Artikel 3.2 Eigen bijdrage huishoudelijke hulp (Hulp bij het huishouden)

  • 1.

    Voor hulp bij het huishouden in natura (HH2) wordt een eigen bijdrage opgelegd zolang de huishoudelijke hulp wordt verstrekt. De “Kosten van de voorziening per 4 weken” worden als volgt vastgesteld: het aantal uren ontvangen zorg in die 4 weken, vermenigvuldigd met het uurtarief dat het college aan de zorgaanbieders betaalt.

  • 2.

    Voor hulp bij het huishouden in de vorm van een persoonsgebonden budget (HH2) wordt een eigen bijdrage opgelegd zolang het periodieke persoonsgebonden budget wordt verstrekt. De “Kosten van de voorziening per 4 weken” wordt als volgt vastgesteld: de hoogte van het periodiek persoonsgebonden budget omgerekend naar het bedrag per periode van 4 weken.

Artikel 3.3 Eigen bijdrage bij tegemoetkoming aannemelijke meerkosten

Voor voorzieningen die verstrekt worden in de vorm van een (periodieke) financiële tegemoetkoming wordt een eigen bijdrage opgelegd zolang de tegemoetkoming verstrekt wordt.

Artikel 3.4 Eigen bijdrage maatwerkvoorziening in bruikleen en PGB

Voor voorzieningen in bruikleen en in de vorm van een persoonsgebonden budget wordt een eigen bijdrage opgelegd zolang de voorziening gebruikt wordt.

Artikel 3.5 Eigen bijdrage bij opvang en beschermd wonen

  • 1.

    Een cliënt is voor verblijf in een opvang of beschermd wonen een bijdrage verschuldigd.

  • 2.

    De bijdrage is gelijk aan de kostprijs voor verblijf in een opvang of beschermd wonen minus zak –en kleedgeld.

  • 3.

    De cliënt mag bij opvang niet minder over houden dan de zak-en kleedgeldnorm, als bedoeld in artikel 23 lid 1 van de Participatiewet, alsmede een bedrag in verband met de standaardpremie gecorrigeerd met de zorgtoeslag en inclusief vakantiegeld, overeenkomstig artikel 1 lid 1 sub g van de Wet op de zorgtoeslag.

  • 4.

    Indien de instelling bij voltijdsopvang of crisisopvang aan de cliënt geen voeding verstrekt, dan dient de instelling de cliënt een bedrag per dag beschikbaar te stellen voor het inkopen van voedingsmiddelen.

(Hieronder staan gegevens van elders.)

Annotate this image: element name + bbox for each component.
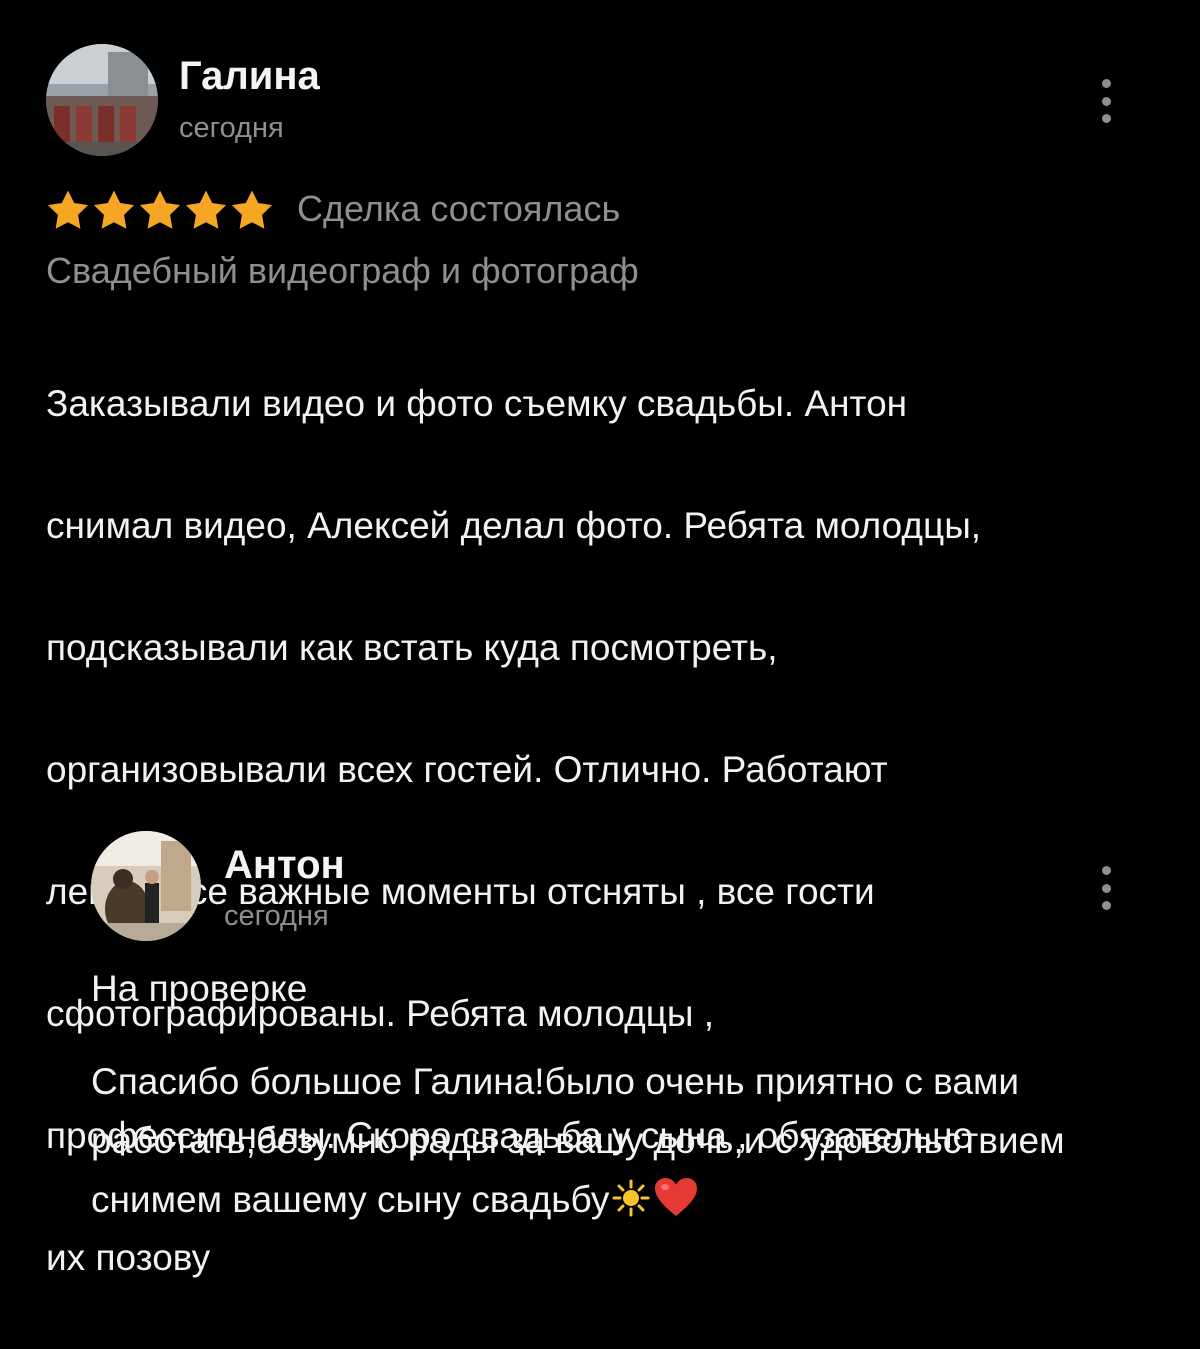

Dit bedrag is gelijk aan dat het NIBUD jaarlijks berekent als gemiddelde kosten voor voeding per dag.

  • 5.

    Afwezigheid van de cliënt uit de opvang of beschermd wonen, anders dan in verband met beëindiging voor de opvang of beschermd wonen, wordt de verschuldigdheid van de bijdrage buiten beschouwing gelaten.

  • 6.

    Een cliënt is geen bijdrage verschuldigd als hij een vergoeding voor huisvesting betaalt aan een instelling.

  • 7.

    Voor dagopvang, nachtopvang en noodopvang voor personen die de huiselijke situatie hebben verlaten in verband met risico’s voor hun veiligheid als gevolg van huiselijk geweld is voor maximaal drie dagen geen bijdrage verschuldigd.

  • 8.

    Een cliënt is geen bijdrage verschuldigd als hij tijdens zijn verblijf woonkosten is verschuldigd, wanneer hij als hoofdbewoner voor de woning die hij verlaten heeft in verband met risico’s voor de veiligheid in verband met huiselijk geweld.

  • 9.

    De door het college aangewezen instellingen voor maatschappelijke opvang en opvang van personen die de huiselijke situatie hebben verlaten in verband met risico’s voor hun veiligheid als gevolg van huiselijk geweld zijn verplicht de vastgestelde bijdrage te innen van de cliënten in die gevallen wanneer de bijdrage niet kan worden ingehouden op de bijstandsuitkering of inkomensvoorziening van de cliënt.

  • 10.

    Het college stelt de bijdrage voor de opvang vast en beschermd wonen vast.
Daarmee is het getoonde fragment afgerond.